Bismuthinite is a scarce bismuth sulfide mineral (Bi2S3).  It's similar to stibnite in its physical properties, and fine-grained specimens are difficult to distinguish visually.  Bismuthinite has a metallic luster, silver color, gray streak, one perfect cleavage, is fairly soft (H = 2 to 2.5), and has a high specific gravity (it's heavy for its size).  Nicely crystalline specimens often display radiating masses of long, needle-shaped crystals.  Finer-grained and massive bismuthinite also occur.  Crystals of bismuthinite are known to be slightly flexible, and the crystal faces typically have fine striations.

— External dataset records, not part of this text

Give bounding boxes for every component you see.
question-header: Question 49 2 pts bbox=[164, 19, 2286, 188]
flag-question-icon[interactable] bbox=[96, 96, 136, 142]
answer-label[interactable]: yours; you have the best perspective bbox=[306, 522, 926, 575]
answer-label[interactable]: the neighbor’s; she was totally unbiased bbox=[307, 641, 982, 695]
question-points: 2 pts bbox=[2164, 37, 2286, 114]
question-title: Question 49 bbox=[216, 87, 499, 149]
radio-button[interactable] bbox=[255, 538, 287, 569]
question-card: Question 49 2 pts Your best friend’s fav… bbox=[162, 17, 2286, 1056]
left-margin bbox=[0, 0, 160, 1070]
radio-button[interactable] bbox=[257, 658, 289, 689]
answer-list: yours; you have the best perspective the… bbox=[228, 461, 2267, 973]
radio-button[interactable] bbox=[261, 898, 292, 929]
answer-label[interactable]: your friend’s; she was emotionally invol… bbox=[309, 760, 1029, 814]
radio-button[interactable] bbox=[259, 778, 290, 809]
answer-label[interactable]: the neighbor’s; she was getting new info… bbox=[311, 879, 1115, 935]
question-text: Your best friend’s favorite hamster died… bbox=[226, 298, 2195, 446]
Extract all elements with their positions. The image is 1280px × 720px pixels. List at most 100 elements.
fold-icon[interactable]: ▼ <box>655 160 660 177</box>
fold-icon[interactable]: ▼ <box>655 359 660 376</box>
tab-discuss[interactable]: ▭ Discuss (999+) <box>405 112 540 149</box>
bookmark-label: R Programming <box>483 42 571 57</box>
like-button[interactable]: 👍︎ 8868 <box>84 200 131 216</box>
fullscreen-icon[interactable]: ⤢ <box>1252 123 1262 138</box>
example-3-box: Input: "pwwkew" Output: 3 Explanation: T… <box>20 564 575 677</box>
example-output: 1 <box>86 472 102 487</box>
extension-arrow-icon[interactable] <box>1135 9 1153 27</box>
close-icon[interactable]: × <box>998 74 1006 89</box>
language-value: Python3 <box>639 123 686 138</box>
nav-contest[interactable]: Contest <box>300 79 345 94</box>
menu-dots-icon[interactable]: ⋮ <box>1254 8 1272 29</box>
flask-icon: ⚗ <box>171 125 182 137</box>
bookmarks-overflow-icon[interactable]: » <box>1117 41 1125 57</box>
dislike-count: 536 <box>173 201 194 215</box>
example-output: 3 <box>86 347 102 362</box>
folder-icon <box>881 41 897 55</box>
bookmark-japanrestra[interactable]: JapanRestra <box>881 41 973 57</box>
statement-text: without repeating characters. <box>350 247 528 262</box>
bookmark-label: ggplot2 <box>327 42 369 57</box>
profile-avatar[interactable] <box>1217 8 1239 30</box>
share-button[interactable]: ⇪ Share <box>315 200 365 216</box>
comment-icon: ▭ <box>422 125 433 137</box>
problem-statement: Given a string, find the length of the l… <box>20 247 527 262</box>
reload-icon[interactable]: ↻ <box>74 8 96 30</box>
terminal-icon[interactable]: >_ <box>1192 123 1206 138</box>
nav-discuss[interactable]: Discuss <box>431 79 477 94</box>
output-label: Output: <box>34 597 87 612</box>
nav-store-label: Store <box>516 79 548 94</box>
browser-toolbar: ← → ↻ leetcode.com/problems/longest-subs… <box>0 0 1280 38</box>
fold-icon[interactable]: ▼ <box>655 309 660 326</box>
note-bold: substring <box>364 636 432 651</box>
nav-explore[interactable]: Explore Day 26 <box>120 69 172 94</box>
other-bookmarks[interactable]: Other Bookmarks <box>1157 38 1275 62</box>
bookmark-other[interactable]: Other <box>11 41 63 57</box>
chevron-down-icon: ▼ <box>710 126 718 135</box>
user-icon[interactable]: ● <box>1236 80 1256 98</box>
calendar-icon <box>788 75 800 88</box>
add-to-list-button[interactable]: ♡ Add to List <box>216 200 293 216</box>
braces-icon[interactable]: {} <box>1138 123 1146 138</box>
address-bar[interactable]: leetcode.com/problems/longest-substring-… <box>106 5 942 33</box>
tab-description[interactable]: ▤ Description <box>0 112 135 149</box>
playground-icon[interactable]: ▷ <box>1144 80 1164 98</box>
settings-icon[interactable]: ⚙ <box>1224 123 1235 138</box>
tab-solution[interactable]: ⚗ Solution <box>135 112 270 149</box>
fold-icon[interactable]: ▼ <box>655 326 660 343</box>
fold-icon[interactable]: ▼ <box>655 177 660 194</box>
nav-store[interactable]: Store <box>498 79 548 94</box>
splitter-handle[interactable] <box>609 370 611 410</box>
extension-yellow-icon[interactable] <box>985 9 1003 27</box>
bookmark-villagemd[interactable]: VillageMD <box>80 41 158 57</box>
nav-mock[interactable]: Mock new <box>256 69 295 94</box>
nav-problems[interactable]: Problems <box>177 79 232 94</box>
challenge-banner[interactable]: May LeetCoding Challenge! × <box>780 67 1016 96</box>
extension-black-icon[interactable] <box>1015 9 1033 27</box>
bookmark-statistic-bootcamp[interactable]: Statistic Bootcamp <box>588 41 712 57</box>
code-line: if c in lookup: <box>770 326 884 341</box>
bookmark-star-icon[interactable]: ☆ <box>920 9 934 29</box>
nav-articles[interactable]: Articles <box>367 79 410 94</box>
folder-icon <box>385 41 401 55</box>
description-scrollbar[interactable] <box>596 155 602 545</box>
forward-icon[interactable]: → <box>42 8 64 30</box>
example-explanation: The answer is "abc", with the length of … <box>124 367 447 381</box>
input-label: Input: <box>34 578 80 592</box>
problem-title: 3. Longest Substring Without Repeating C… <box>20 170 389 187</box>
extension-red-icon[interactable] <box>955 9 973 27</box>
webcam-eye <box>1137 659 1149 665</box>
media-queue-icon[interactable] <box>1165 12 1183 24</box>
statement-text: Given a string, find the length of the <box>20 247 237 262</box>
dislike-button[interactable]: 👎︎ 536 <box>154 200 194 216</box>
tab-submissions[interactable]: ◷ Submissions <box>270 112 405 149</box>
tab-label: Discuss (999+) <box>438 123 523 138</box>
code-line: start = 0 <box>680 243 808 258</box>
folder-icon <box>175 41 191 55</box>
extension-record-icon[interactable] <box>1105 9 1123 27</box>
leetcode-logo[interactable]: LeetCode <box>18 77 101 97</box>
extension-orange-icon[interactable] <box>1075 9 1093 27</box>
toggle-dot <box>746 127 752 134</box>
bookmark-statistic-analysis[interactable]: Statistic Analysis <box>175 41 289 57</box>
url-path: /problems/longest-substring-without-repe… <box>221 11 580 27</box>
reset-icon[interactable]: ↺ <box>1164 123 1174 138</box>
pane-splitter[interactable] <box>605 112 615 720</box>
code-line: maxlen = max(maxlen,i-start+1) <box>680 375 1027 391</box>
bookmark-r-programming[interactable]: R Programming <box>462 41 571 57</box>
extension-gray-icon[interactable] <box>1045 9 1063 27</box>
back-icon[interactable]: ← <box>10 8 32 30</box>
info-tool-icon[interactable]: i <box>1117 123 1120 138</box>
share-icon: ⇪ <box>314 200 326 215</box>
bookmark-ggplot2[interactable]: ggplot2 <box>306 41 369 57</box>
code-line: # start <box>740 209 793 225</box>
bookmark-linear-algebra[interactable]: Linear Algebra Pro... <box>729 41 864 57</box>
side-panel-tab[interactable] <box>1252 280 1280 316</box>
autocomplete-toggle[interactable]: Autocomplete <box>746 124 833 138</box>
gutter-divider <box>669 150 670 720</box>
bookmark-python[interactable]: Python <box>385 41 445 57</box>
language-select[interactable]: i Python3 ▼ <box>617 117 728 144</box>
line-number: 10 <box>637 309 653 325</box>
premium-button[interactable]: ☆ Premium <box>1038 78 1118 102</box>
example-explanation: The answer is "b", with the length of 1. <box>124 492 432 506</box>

Bismuthinite is a key ore mineral for the element bismuth (Bi).  It principally occurs in hydrothermal vein deposits, some pegmatites, and some volcanic exhalation deposits.


Bismuthinite (silver-colored areas) in pegmatitic granite with quartz (glassy gray material in lower part) & K-feldspar (cream/buff-colored material at upper left) (3.4 cm across at its widest).

Geology: pegmatite body in the Preissac-Lacorne Batholith (Abitibi Greenstone Belt, late Neoarchean, 2.630-2.675 billion years).

Locality: Moly Hill, Quebec, Canada.